By: Anabel Hernandez

2019-2020 Youth Advocate for Mentoring

As much as I’d like to say that it’s easy working with youth, it would discredit the growth, commitment and passion that it takes to accurately serve them. After working four years at a nonprofit youth-serving organization, I was able to understand what it takes to be there for them and all the hard work and devotion my mentors had in supporting me growing up. However, there were times where as much as I felt their support, I often felt alone in dealing with the struggles of my upbringing. The youth that I had the privilege of working with reminded me of myself growing up. They were trying to fill the gaps of their parents’ care, often acting as a parent themselves in looking over their younger siblings while navigating through the stages of childhood and learning the responsibilities of adulthood. It made me realize that for all the youth I was serving, I had to be the person I wish I had growing up.

As a child, I didn’t realize how traumatic it was to live with a parent who had substance abuse problems. I didn’t know that I was internalizing this behavior as a direct reflection of their parenting or who they were as a person. Instead, I bottled these emotions and thoughts throughout my childhood only to be reopened for healing by the people around me who I was fortunate enough to call mentors. So, when I would talk with the youth that I was working with and learned that their stories were similar or far worse than mine, I knew that I had the responsibility of being there for them in whichever capacity that looked like for them. 

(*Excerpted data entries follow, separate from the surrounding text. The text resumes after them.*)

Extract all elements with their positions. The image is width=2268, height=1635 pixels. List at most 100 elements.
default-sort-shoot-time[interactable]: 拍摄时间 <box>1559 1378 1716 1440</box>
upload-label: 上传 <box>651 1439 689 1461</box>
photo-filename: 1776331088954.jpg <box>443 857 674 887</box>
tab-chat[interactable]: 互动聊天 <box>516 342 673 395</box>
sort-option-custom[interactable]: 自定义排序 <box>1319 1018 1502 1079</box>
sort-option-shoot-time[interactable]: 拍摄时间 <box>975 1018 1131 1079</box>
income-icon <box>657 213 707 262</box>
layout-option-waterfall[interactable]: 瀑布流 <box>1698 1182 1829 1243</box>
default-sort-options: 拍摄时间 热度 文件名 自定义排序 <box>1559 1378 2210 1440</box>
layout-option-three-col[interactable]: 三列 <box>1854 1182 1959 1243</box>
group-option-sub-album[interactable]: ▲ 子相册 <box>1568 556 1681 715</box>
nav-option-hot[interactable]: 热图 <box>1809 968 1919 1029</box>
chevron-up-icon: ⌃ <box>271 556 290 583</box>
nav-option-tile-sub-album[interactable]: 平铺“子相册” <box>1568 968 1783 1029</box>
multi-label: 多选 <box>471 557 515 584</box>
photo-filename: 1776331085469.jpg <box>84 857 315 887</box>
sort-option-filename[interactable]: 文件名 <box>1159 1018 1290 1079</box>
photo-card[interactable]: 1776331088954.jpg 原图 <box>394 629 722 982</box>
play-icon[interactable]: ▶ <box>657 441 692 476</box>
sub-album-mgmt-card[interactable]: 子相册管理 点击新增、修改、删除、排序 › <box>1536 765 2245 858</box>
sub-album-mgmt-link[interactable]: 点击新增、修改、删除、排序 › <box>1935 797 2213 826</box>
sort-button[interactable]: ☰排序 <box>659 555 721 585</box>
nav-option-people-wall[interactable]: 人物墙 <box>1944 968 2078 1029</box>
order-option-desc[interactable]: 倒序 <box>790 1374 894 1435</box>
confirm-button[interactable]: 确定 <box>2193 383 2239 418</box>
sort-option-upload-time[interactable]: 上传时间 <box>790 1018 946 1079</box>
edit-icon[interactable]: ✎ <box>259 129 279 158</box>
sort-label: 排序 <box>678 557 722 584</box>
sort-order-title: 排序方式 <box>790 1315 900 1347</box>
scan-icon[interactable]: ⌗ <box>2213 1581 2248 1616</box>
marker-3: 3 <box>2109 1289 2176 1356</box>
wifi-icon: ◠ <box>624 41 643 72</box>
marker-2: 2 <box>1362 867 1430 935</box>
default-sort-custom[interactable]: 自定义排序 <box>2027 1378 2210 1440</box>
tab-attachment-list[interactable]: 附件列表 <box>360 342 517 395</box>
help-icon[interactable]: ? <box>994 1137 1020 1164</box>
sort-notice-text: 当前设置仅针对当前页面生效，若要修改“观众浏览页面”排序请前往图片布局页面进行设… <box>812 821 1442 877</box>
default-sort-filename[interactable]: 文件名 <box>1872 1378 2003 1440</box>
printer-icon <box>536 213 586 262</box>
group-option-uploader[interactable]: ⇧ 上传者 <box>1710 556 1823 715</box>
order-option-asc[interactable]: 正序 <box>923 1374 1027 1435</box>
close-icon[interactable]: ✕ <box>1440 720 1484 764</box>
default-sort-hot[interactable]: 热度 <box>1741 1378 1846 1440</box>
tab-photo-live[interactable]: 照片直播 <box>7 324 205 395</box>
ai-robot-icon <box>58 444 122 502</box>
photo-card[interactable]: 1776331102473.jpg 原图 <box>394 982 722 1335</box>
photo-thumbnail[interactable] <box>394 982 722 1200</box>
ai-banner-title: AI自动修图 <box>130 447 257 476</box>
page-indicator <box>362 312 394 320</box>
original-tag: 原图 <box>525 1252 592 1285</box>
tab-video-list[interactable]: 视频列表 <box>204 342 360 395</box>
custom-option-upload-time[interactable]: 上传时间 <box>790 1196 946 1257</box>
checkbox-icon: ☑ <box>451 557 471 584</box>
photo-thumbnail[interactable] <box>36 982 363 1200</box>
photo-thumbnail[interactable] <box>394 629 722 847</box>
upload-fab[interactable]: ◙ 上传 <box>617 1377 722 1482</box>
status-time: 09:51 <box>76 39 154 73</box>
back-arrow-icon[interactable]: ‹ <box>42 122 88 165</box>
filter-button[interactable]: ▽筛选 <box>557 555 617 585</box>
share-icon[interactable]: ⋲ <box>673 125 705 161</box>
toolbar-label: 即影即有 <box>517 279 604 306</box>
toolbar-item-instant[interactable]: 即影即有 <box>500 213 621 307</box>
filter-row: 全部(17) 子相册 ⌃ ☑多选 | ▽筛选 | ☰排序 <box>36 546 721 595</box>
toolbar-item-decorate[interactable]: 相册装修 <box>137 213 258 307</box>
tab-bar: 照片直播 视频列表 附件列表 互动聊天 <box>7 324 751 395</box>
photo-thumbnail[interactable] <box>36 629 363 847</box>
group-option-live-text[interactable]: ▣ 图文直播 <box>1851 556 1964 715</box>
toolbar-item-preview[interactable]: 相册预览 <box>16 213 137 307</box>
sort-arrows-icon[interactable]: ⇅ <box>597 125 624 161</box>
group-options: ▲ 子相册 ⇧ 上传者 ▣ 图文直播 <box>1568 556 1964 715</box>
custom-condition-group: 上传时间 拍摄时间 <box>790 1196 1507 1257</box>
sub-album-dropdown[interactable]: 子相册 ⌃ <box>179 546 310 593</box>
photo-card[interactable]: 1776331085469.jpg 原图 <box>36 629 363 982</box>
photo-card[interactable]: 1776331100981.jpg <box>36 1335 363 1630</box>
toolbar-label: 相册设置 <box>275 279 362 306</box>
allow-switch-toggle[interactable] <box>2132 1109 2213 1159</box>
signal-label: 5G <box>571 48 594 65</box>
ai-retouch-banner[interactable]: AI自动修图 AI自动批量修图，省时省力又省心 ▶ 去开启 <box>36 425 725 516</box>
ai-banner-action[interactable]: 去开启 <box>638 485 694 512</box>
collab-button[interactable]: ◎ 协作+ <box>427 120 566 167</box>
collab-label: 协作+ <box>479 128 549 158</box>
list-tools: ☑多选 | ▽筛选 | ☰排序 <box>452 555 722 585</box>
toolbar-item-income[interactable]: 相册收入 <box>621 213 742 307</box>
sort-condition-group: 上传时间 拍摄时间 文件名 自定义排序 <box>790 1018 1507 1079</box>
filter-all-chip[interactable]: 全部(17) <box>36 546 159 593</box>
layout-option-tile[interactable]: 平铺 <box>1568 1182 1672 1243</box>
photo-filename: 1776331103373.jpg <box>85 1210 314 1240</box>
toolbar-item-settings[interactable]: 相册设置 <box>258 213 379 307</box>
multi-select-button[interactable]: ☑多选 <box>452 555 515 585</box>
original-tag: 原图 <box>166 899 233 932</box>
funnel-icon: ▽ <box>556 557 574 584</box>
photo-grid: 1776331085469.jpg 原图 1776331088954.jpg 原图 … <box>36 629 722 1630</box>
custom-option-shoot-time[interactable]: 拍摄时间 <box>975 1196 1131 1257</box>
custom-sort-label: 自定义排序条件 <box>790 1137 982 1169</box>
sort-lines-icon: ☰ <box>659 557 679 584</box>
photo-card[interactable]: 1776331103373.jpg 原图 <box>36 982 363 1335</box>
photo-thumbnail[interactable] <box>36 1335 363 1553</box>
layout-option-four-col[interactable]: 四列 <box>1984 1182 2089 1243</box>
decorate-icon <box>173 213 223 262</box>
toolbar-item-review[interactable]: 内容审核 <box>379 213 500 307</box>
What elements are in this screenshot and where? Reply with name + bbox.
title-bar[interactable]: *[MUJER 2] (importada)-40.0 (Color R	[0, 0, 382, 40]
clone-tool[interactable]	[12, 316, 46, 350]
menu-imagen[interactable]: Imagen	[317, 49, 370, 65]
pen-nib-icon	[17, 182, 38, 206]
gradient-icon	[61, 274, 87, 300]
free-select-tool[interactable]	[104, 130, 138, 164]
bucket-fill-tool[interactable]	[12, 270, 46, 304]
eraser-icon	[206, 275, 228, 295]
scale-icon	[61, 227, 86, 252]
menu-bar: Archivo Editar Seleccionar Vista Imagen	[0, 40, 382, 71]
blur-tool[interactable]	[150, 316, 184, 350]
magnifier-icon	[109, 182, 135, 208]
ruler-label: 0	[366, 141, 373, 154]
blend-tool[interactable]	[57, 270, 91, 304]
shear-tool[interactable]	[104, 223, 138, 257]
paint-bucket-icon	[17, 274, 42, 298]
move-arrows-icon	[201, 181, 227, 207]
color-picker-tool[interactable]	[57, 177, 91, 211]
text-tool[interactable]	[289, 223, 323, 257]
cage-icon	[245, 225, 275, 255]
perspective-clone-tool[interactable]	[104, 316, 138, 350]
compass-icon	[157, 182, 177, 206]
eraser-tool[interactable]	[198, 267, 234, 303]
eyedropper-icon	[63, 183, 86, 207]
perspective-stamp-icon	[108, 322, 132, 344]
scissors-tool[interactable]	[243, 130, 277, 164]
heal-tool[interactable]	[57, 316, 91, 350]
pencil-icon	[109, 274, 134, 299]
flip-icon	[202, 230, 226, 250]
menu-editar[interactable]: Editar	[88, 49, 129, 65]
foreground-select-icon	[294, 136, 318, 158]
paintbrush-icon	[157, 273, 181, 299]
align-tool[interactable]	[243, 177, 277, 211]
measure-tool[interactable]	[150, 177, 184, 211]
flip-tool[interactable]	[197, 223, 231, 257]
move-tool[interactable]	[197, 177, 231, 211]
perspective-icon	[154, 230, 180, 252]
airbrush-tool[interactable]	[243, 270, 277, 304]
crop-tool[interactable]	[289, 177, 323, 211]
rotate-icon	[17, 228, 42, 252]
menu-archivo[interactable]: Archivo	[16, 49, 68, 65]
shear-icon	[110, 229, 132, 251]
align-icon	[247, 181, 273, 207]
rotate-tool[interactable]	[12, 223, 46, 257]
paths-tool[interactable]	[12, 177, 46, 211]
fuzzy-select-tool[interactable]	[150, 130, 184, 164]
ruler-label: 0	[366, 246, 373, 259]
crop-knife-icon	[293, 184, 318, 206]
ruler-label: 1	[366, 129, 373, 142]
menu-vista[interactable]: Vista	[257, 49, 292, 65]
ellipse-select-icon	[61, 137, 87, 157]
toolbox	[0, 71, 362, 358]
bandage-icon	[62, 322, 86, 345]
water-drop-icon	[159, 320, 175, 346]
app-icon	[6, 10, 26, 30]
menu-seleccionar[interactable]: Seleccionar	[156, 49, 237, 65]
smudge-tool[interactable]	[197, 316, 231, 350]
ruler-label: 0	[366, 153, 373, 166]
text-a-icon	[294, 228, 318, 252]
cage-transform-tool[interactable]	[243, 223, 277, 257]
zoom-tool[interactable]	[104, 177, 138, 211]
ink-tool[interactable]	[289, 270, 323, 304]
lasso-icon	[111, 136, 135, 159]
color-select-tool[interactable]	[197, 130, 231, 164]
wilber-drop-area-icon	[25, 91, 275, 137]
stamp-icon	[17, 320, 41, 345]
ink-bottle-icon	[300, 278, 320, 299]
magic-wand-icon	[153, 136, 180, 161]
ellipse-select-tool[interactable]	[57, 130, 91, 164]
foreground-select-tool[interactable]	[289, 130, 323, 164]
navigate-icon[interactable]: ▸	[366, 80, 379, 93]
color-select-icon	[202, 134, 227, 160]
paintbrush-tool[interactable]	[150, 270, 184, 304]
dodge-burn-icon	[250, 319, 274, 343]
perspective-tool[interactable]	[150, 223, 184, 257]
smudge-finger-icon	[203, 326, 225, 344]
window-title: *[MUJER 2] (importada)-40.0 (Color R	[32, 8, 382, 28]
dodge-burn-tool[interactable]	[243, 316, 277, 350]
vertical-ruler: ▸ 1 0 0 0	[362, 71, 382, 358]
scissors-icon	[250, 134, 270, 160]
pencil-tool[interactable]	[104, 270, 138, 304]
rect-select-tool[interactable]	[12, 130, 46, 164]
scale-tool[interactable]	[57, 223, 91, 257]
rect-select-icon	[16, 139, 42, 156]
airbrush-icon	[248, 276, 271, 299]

Now as an adult, I’m able to identify the effects that nontraditional upbringings can have and how emotional trauma can hinder their mental health. When youth are at a disadvantage in properly receiving treatment and care, that’s when they are at most in need of a mentor. As I’ve moved on from my work in the nonprofit sector to working for a local government office, I’m exploring different avenues in how to advocate for those youth in need. I wish I was able to do more and reach out to all of those who are trying to make sense of what’s going on in their head and the world around them. In these unprecedented times that we are living in, now more than ever do I believe in the need for mentors. With this in mind, no matter what experience you’ve gone through or however much you think you’ve failed, you too can play your role as a mentor and be the person you wish you had growing up.